Sendo um abismo regido pelos Arcontes, o Espírito aprisionado conta com uma terrível desvantagem, pois as forças de Kristos não podem intervir diretamente sob pena de destruir e condenar ao nada não somente os Arcontes mas seus reféns: nós. Porém, um dia tal intervenção terá de ocorrer, e ocorrerá, no momento em que todos os que existam para serem libertos o forem.

                Os Luminares e Éons se propuseram desde o princípio a lutar pela libertação do mundo, porém nós os traímos: enfeitiçados, decerto, pelo feitiço de Yaldabaoth que nos privou de nossa Epinoia, nos acostumamos com a vida no mundo e perdemos a vontade de nos libertar. Tudo o que o exército furioso do Deus Incognoscível aguarda é um sinal dos homens, exigindo sua herança divina, exigindo a libertação desse mundo maligno do qual os homens sentiram nojo depois de vê-lo tal qual é.

                Os Éons aguardam o Último Grito, que reunirá milhares, milhões de angustiados clamando com todas as suas forças pela Paraclese do Deus Incognoscível, pela sua intervenção direta em nome da interdição do Maligno, e da destruição definitiva do Mal. O Último Grito clamará a destruição desse mundo e nossa restauração como Espíritos Eternos no Pleroma.

                Sabemos que a Tirania de Ferro do Povo Eleito de Jehova-Satanas ainda está se formando, avançada mas não completa. Uma distopia à la Orwell, Huxley, Kafka ou Lovecraft são apenas frações do horror para o qual caminhamos. O objetivo é oferecer a máxima quantidade de sangue em oferenda ao deus deste mundo, que se compraz e alimenta do sofrimento. E ainda há muito o que fazer para tornar a vida mais miserável.

                E enquanto o sofrimento abate a imensa massa das pessoas, em raros casos ocorre que a própria brutalidade da vida desperte indivíduos contra ela; indivíduos espiritualmente puros, porém sem ter ideia do porquê da realidade mundana, nem noção do que fazer a respeito.
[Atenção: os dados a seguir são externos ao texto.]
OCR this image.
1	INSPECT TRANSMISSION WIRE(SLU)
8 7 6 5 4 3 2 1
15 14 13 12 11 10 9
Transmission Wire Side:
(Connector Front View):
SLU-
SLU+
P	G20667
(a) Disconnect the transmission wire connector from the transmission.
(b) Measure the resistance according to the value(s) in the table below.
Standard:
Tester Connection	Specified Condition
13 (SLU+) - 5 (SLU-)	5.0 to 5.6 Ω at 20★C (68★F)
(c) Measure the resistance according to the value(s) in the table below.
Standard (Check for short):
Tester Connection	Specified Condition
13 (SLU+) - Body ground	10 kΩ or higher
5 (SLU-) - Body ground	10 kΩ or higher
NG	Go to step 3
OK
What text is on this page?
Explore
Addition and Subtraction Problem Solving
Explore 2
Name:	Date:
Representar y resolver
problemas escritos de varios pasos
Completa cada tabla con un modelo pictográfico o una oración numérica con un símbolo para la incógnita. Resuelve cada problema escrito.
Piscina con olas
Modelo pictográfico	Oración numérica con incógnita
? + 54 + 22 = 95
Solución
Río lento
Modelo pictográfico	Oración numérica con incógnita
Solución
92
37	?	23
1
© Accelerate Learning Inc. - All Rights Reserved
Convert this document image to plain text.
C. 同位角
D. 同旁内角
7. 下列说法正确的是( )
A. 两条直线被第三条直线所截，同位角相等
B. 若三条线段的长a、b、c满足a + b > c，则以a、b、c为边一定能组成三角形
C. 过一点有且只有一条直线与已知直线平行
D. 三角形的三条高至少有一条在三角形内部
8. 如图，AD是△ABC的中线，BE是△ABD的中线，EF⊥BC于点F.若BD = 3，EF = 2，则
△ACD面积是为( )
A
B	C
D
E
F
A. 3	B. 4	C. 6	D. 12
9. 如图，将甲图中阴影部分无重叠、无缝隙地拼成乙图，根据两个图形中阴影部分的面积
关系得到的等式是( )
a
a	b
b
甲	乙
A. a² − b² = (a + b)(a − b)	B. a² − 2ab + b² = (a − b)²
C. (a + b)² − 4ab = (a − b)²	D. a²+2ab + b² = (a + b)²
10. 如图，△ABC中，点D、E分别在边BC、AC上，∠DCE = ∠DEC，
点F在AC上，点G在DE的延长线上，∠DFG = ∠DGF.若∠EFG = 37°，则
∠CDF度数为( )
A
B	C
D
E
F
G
Para estes, nós faremos a Verdade chegar através dos Khairé. Conhecerão a verdade, e quererão agir de alguma forma, e então lhes instruiremos.

                Daí a missão dos Cátaros nessa era ser bem específica; mais ainda,constitui um dos três mitos fundadores, na qualidade de declaração da missão à qual fomos chamados, como cátaros.

                Não nos oporemos material e politicamente à hierarquia de demônios que já prevalece no mundo, mas manteremos vigília nas sombras, onde se cumprirá nossa real mssão:

                Devemos acompanhar o Inimigo fechar o cerco e prestarmos atenção às pessoas. Devemos incitar e provocar as pessoas para que vejam a realidade maligna do mundo e sintam nojo e desprezo; devemos localizar as pessoas que reagem aos tempos com seu potencial espiritual e, se estas permitem, instruí-las nos Mistérios e somar sua voz ao Último Grito.

Localizando e preparando as pessoas com maior potencial espiritual, nossa missão é aguardar a máxima potência das Sombras do inferno. Quando a criação material atingir seu ponto máximo de horror e sadismo, devemos empregar o Último Grito clamando pela Paraclese do Incognoscível, trazendo o exército furioso de Kristos sobre o mundo para varrer céus e terra e nos libertar a todos pela morte da matéria e pela restauração do Espírito plenipotente e puro.